夏昭糖在竹屋里坐了一整夜,把空间里的书粗粗翻了一遍。

她最终选中了两套完整的稿子——《刘据和卫子夫》的电视剧剧本,以及《沉香如屑》的完整故事。前者是空间的“电视剧”一栏里转化好的完整文字剧本,分十卷;后者是“番茄”里的一本小说,从第一回卖到最后一回,圆圆满满一个字没缺。她记下内容,关掉屏幕,回到屋里研墨铺纸抄了一个通宵。天亮时她面前多了三卷稿子——一卷《刘据和卫子夫》的开篇,一卷《沉香如屑》的前五回,还有一卷《三生三世十里桃花》的完整稿本。她把所有旧稿翻出来,从第一卷到最后一卷,一字不差地和空间版对了一遍,全对上了。

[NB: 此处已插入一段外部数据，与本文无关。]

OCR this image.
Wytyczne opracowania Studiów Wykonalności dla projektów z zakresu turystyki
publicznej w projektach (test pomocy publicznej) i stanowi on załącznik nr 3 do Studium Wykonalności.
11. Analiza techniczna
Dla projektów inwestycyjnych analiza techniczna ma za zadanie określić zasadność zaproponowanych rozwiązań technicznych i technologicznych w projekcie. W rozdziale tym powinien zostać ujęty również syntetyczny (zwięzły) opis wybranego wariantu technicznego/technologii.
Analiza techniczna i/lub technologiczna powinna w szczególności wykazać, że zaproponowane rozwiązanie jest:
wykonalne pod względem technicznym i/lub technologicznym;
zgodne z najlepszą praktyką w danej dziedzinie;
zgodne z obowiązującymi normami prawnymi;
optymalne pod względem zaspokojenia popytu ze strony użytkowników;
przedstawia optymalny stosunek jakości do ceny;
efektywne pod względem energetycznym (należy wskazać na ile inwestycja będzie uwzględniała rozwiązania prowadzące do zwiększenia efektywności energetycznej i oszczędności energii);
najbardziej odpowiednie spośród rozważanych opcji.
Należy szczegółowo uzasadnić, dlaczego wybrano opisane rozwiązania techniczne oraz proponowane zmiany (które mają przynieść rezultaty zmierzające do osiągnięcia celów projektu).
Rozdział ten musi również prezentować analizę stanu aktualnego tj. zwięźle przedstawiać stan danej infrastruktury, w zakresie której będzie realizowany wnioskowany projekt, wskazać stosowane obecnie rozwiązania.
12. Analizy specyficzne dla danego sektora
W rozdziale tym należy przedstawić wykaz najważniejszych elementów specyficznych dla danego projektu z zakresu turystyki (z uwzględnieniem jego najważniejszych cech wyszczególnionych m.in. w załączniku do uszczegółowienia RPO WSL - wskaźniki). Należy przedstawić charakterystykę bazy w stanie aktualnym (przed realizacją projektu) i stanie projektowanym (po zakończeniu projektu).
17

她放下笔,推门出去找小莲:“去贴告示,希望书坊和去病书坊各招十五个抄写的人。要识字,手脚干净,能坐得住。”小莲愣了一瞬:“十五个?”“对,一家十五个,两家三十个。”小莲拔腿就跑。

告示贴出去的当天下午,巷口排了长长的队。来的人里有过路书生,有退下来的老吏,甚至还有两个从前在宫里誊过诏书的太监。夏昭糖让紫薇和晴儿在总号门口摆了张条桌,一个一个试。认字、抄一段、手不抖、墨不污——过了这三关就留下。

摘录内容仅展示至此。